眉村ちあきの音楽隊は完全に組み合わせの勝利ーー中野サンプラザで見た、現在のミュージシャンとしての真価
完全に組み合わせの勝利である。2021年9月17日に中野サンプラザで開催された眉村ちあきのワンマンライブ『眉村ちあきの音楽隊』は、越智俊介(Ba / Shunské G & The Peas、CRCK/LCKS)、兼松衆(Key)、qurosawa(Gt / POLLYANNA)、小西遼(Sax / CRCK/LCKS)、吉田雄介(Dr / tricot)という猛者が揃ったステージ。1週間前には、今回のバンドメンバーとともに演奏した「悪役(Band ver.)」のMVも公開されていた。
さらに9月12日には新曲「モヒート大魔王」がリリースされたが、こちらのアレンジには共編曲としてNuma(沼能友樹)が参加。こうしたミュージシャンとの邂逅のなかで迎えたのが、この日の中野サンプラザだった。
今回のバンドの中でも、小西遼や越智俊介といったCRCK/LCKSのメンバーの参加は、期待を大きく膨らませてくれた。いわゆるジャズ畑のミュージシャンたちだ。その期待が現実のものとなったのは、オープニングでバンドによるセッションが始まった瞬間だ。開演してすぐに、ということである。まるでジャズファンクのような演奏のなか、眉村がステージに登場。そして、リリースしたばかりの「モヒート大魔王」を披露した。
バンドは、特にリズムセクションがブラックミュージックの影響が濃い演奏。そして眉村は、まるで新しい遊び場を見つけた子供のように伸びやかに歌う。もちろん彼女はシンガーソングライターでありトラックメイカーなのだが、この日はボーカリストとしての魅力が全開となっていた。

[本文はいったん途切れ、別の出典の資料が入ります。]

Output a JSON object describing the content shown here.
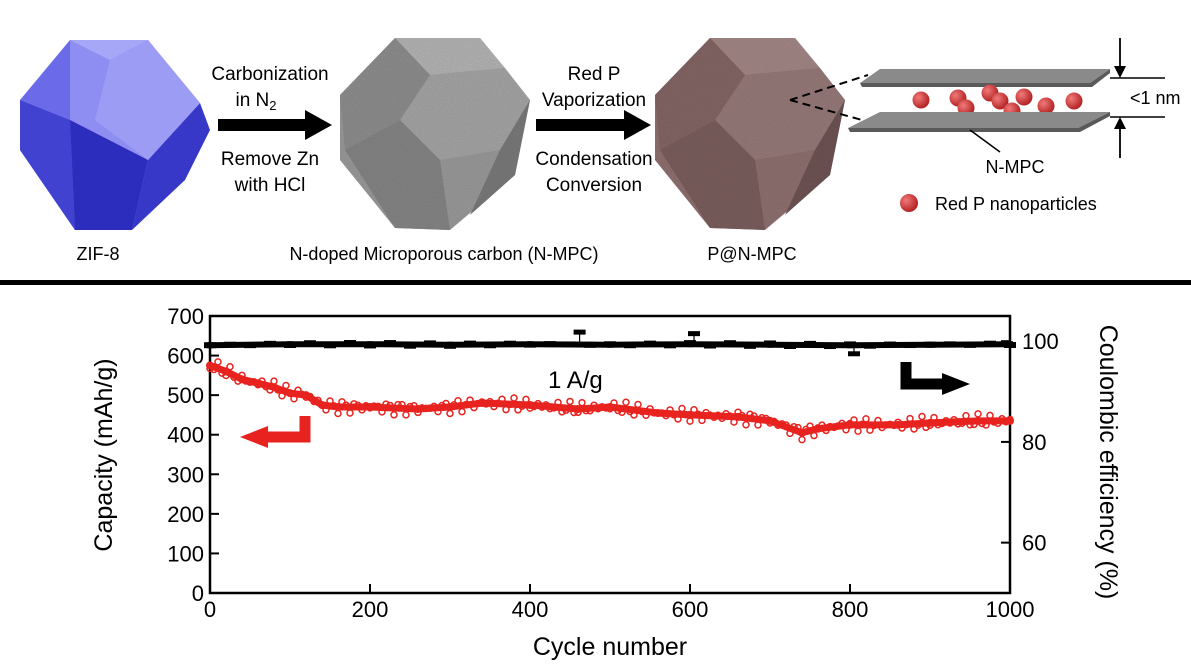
{
  "scheme": {
    "labels": {
      "zif8": "ZIF-8",
      "nmpc_full": "N-doped Microporous carbon (N-MPC)",
      "pnmpc": "P@N-MPC"
    },
    "step1": {
      "top_line1": "Carbonization",
      "top_line2_main": "in N",
      "top_line2_sub": "2",
      "bottom_line1": "Remove Zn",
      "bottom_line2": "with HCl"
    },
    "step2": {
      "top_line1": "Red P",
      "top_line2": "Vaporization",
      "bottom_line1": "Condensation",
      "bottom_line2": "Conversion"
    },
    "inset": {
      "gap_label": "<1 nm",
      "layer_label": "N-MPC",
      "legend_label": "Red P nanoparticles"
    },
    "colors": {
      "zif8_light": "#9a9af5",
      "zif8_dark": "#3b3bd6",
      "carbon": "#8c8c8c",
      "pnmpc": "#8a6a6a",
      "particle": "#cf3535"
    }
  },
  "chart_data": {
    "type": "scatter",
    "xlabel": "Cycle number",
    "ylabel": "Capacity (mAh/g)",
    "y2label": "Coulombic efficiency (%)",
    "xlim": [
      0,
      1000
    ],
    "ylim": [
      0,
      700
    ],
    "y2lim": [
      50,
      105
    ],
    "xticks": [
      0,
      200,
      400,
      600,
      800,
      1000
    ],
    "yticks": [
      0,
      100,
      200,
      300,
      400,
      500,
      600,
      700
    ],
    "y2ticks": [
      60,
      80,
      100
    ],
    "annotation": "1 A/g",
    "series": [
      {
        "axis": "left",
        "color": "#e8231f",
        "x": [
          0,
          20,
          40,
          60,
          80,
          100,
          120,
          140,
          160,
          200,
          260,
          300,
          340,
          400,
          460,
          500,
          560,
          600,
          660,
          700,
          740,
          760,
          800,
          860,
          900,
          960,
          1000
        ],
        "values": [
          575,
          560,
          540,
          530,
          520,
          505,
          500,
          475,
          470,
          470,
          465,
          470,
          480,
          475,
          465,
          470,
          455,
          450,
          445,
          435,
          405,
          415,
          425,
          425,
          430,
          435,
          435
        ]
      },
      {
        "axis": "right",
        "color": "#000000",
        "x": [
          0,
          100,
          200,
          300,
          400,
          500,
          600,
          700,
          800,
          900,
          1000
        ],
        "values": [
          99.2,
          99.4,
          99.4,
          99.3,
          99.4,
          99.3,
          99.4,
          99.3,
          99.2,
          99.3,
          99.4
        ],
        "outliers": [
          {
            "x": 462,
            "y": 101.8
          },
          {
            "x": 605,
            "y": 101.5
          },
          {
            "x": 805,
            "y": 97.5
          }
        ]
      }
    ]
  }
}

「Individual」は、新しいメロディが次々と登場して、メロディの反復が極端に少ない構造が特徴的な楽曲だ。どう演奏するのだろうか……と思っていると、バンドはそのまま演奏してみせるというストレートな荒技をしてみせた。しかも、眉村のラップパートで演奏にタメが入ったのは刺激的だ。
眉村のアカペラから、バンドが一気に演奏に入る集中力を見せたのが「I was born in Australia.」。サビ以外はほぼファンクであり、その演奏で歌いこなす眉村にも見惚れてしまった。

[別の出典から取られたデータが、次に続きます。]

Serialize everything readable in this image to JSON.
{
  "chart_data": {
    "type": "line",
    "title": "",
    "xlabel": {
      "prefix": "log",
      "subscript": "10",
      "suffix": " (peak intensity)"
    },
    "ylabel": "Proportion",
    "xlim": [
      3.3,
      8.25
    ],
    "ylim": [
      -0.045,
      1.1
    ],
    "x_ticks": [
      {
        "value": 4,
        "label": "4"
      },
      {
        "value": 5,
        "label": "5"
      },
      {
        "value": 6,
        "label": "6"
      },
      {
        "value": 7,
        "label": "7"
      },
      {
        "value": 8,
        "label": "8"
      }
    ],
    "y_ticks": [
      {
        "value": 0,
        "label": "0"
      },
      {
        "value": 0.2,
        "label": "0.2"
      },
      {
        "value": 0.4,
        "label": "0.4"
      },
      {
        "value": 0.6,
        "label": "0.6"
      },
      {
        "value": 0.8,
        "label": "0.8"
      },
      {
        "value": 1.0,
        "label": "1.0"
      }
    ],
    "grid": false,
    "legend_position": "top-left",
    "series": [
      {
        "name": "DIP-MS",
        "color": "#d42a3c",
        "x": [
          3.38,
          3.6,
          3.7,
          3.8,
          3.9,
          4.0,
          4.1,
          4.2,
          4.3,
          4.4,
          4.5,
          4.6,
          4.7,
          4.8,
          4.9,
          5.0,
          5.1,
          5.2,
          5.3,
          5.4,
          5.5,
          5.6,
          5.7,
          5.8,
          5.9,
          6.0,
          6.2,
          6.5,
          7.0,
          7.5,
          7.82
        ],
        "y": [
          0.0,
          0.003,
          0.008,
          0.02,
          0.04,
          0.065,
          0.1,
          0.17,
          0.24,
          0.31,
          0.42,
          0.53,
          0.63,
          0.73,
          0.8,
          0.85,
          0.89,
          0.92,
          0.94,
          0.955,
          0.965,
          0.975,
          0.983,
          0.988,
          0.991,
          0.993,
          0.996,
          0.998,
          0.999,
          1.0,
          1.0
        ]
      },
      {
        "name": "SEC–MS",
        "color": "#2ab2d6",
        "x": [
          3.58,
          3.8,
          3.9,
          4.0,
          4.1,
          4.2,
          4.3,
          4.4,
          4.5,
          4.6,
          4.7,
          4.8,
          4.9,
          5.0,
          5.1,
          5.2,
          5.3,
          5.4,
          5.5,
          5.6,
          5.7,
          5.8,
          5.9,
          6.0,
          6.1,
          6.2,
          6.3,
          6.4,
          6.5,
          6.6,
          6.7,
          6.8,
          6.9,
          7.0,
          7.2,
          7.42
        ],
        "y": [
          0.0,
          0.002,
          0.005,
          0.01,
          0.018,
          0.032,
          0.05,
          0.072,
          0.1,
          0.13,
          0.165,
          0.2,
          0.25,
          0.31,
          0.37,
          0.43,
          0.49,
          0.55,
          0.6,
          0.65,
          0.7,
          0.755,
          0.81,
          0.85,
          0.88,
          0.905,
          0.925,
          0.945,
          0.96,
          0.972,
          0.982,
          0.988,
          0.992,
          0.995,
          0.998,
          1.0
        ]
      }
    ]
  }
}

「壁みてる」や「夏のラーメンワルツ」はさながらジャズナンバー。兼松のピアノのみで「DEKI☆NAI」を歌う眉村はゴスペルシンガーのようであり、中野サンプラザホールがカーネギーホールに感じられた瞬間でもあった。「本気のラブソング」も伴奏は兼松のピアノのみ。眉村のボーカルが、強烈な透明感と陰影をともに併せ持つことを感じさせた。歌っているのは〈ハゲてもハゲてなくても〉という歌詞なのだが。

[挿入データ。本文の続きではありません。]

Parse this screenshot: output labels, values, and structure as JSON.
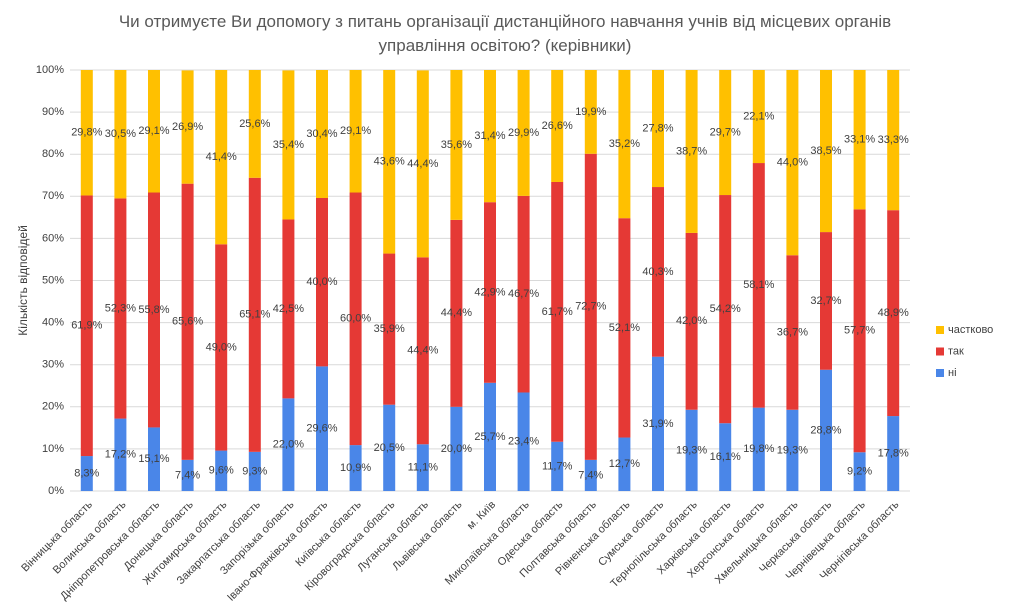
{
  "chart_data": {
    "type": "stacked_bar_percent",
    "title": "Чи отримуєте Ви допомогу з питань організації дистанційного навчання учнів  від місцевих органів управління освітою? (керівники)",
    "y_label": "Кількість відповідей",
    "categories": [
      "Вінницька область",
      "Волинська область",
      "Дніпропетровська область",
      "Донецька область",
      "Житомирська область",
      "Закарпатська область",
      "Запорізька область",
      "Івано-Франківська область",
      "Київська область",
      "Кіровоградська область",
      "Луганська область",
      "Львівська область",
      "м. Київ",
      "Миколаївська область",
      "Одеська область",
      "Полтавська область",
      "Рівненська область",
      "Сумська область",
      "Тернопільська область",
      "Харківська область",
      "Херсонська область",
      "Хмельницька область",
      "Черкаська область",
      "Чернівецька область",
      "Чернігівська область"
    ],
    "series": [
      {
        "name": "ні",
        "color": "#4a86e8",
        "values": [
          8.3,
          17.2,
          15.1,
          7.4,
          9.6,
          9.3,
          22.0,
          29.6,
          10.9,
          20.5,
          11.1,
          20.0,
          25.7,
          23.4,
          11.7,
          7.4,
          12.7,
          31.9,
          19.3,
          16.1,
          19.8,
          19.3,
          28.8,
          9.2,
          17.8
        ],
        "value_labels": [
          "8,3%",
          "17,2%",
          "15,1%",
          "7,4%",
          "9,6%",
          "9,3%",
          "22,0%",
          "29,6%",
          "10,9%",
          "20,5%",
          "11,1%",
          "20,0%",
          "25,7%",
          "23,4%",
          "11,7%",
          "7,4%",
          "12,7%",
          "31,9%",
          "19,3%",
          "16,1%",
          "19,8%",
          "19,3%",
          "28,8%",
          "9,2%",
          "17,8%"
        ]
      },
      {
        "name": "так",
        "color": "#e53935",
        "values": [
          61.9,
          52.3,
          55.8,
          65.6,
          49.0,
          65.1,
          42.5,
          40.0,
          60.0,
          35.9,
          44.4,
          44.4,
          42.9,
          46.7,
          61.7,
          72.7,
          52.1,
          40.3,
          42.0,
          54.2,
          58.1,
          36.7,
          32.7,
          57.7,
          48.9
        ],
        "value_labels": [
          "61,9%",
          "52,3%",
          "55,8%",
          "65,6%",
          "49,0%",
          "65,1%",
          "42,5%",
          "40,0%",
          "60,0%",
          "35,9%",
          "44,4%",
          "44,4%",
          "42,9%",
          "46,7%",
          "61,7%",
          "72,7%",
          "52,1%",
          "40,3%",
          "42,0%",
          "54,2%",
          "58,1%",
          "36,7%",
          "32,7%",
          "57,7%",
          "48,9%"
        ]
      },
      {
        "name": "частково",
        "color": "#ffc000",
        "values": [
          29.8,
          30.5,
          29.1,
          26.9,
          41.4,
          25.6,
          35.4,
          30.4,
          29.1,
          43.6,
          44.4,
          35.6,
          31.4,
          29.9,
          26.6,
          19.9,
          35.2,
          27.8,
          38.7,
          29.7,
          22.1,
          44.0,
          38.5,
          33.1,
          33.3
        ],
        "value_labels": [
          "29,8%",
          "30,5%",
          "29,1%",
          "26,9%",
          "41,4%",
          "25,6%",
          "35,4%",
          "30,4%",
          "29,1%",
          "43,6%",
          "44,4%",
          "35,6%",
          "31,4%",
          "29,9%",
          "26,6%",
          "19,9%",
          "35,2%",
          "27,8%",
          "38,7%",
          "29,7%",
          "22,1%",
          "44,0%",
          "38,5%",
          "33,1%",
          "33,3%"
        ]
      }
    ],
    "ylim": [
      0,
      100
    ],
    "yticks": [
      {
        "value": 0,
        "label": "0%"
      },
      {
        "value": 10,
        "label": "10%"
      },
      {
        "value": 20,
        "label": "20%"
      },
      {
        "value": 30,
        "label": "30%"
      },
      {
        "value": 40,
        "label": "40%"
      },
      {
        "value": 50,
        "label": "50%"
      },
      {
        "value": 60,
        "label": "60%"
      },
      {
        "value": 70,
        "label": "70%"
      },
      {
        "value": 80,
        "label": "80%"
      },
      {
        "value": 90,
        "label": "90%"
      },
      {
        "value": 100,
        "label": "100%"
      }
    ],
    "grid": true,
    "legend": "right"
  }
}
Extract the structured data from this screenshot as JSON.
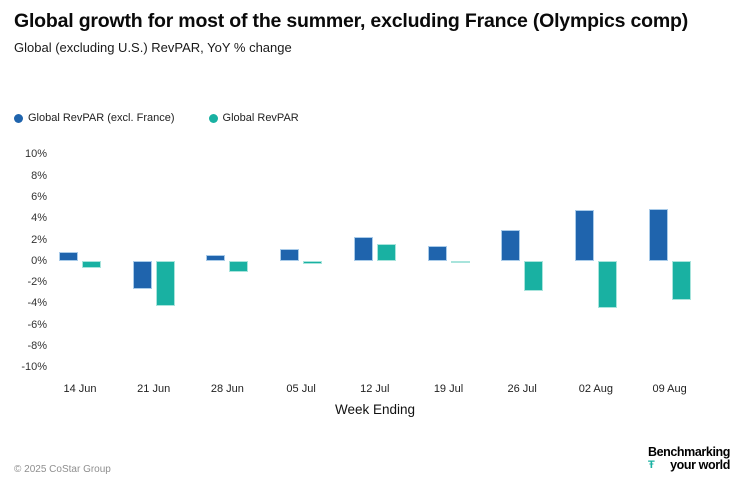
{
  "header": {
    "title": "Global growth for most of the summer, excluding France (Olympics comp)",
    "subtitle": "Global (excluding U.S.) RevPAR, YoY % change"
  },
  "legend": [
    {
      "label": "Global RevPAR (excl. France)",
      "color": "#1f64ad"
    },
    {
      "label": "Global RevPAR",
      "color": "#19b1a2"
    }
  ],
  "chart_data": {
    "type": "bar",
    "title": "Global growth for most of the summer, excluding France (Olympics comp)",
    "subtitle": "Global (excluding U.S.) RevPAR, YoY % change",
    "categories": [
      "14 Jun",
      "21 Jun",
      "28 Jun",
      "05 Jul",
      "12 Jul",
      "19 Jul",
      "26 Jul",
      "02 Aug",
      "09 Aug"
    ],
    "series": [
      {
        "name": "Global RevPAR (excl. France)",
        "color": "#1f64ad",
        "border_color": "#a9cbe9",
        "values": [
          0.9,
          -2.6,
          0.6,
          1.2,
          2.3,
          1.4,
          2.9,
          4.8,
          4.9
        ]
      },
      {
        "name": "Global RevPAR",
        "color": "#19b1a2",
        "border_color": "#a8e4dc",
        "values": [
          -0.6,
          -4.2,
          -1.0,
          -0.3,
          1.6,
          -0.1,
          -2.8,
          -4.4,
          -3.6
        ]
      }
    ],
    "xlabel": "Week Ending",
    "ylabel": "",
    "ylim": [
      -10,
      10
    ],
    "ytick_step": 2,
    "ytick_suffix": "%",
    "grid": false,
    "legend_position": "top-left"
  },
  "footer": {
    "copyright": "© 2025 CoStar Group",
    "logo": {
      "line1": "Benchmarking",
      "line2": "your world",
      "glyph": "Ŧ",
      "glyph_color": "#19b1a2"
    }
  }
}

qurosawaとのデュオで歌われたのが「奇跡・神の子・天才犬!」。qurosawaのギターには、どこかブリティッシュな響きがあった。
そして、この日の白眉だったのが「おばあちゃんがサイドスロー」だ。この楽曲で主軸を成すベースラインは越智による生演奏に。そして、兼松の鳴らすキーボードがバーニー・ウォーレルばりにPファンクを感じさせたのには驚いた。細部のサウンドによって、楽曲の印象は大きく変化していた。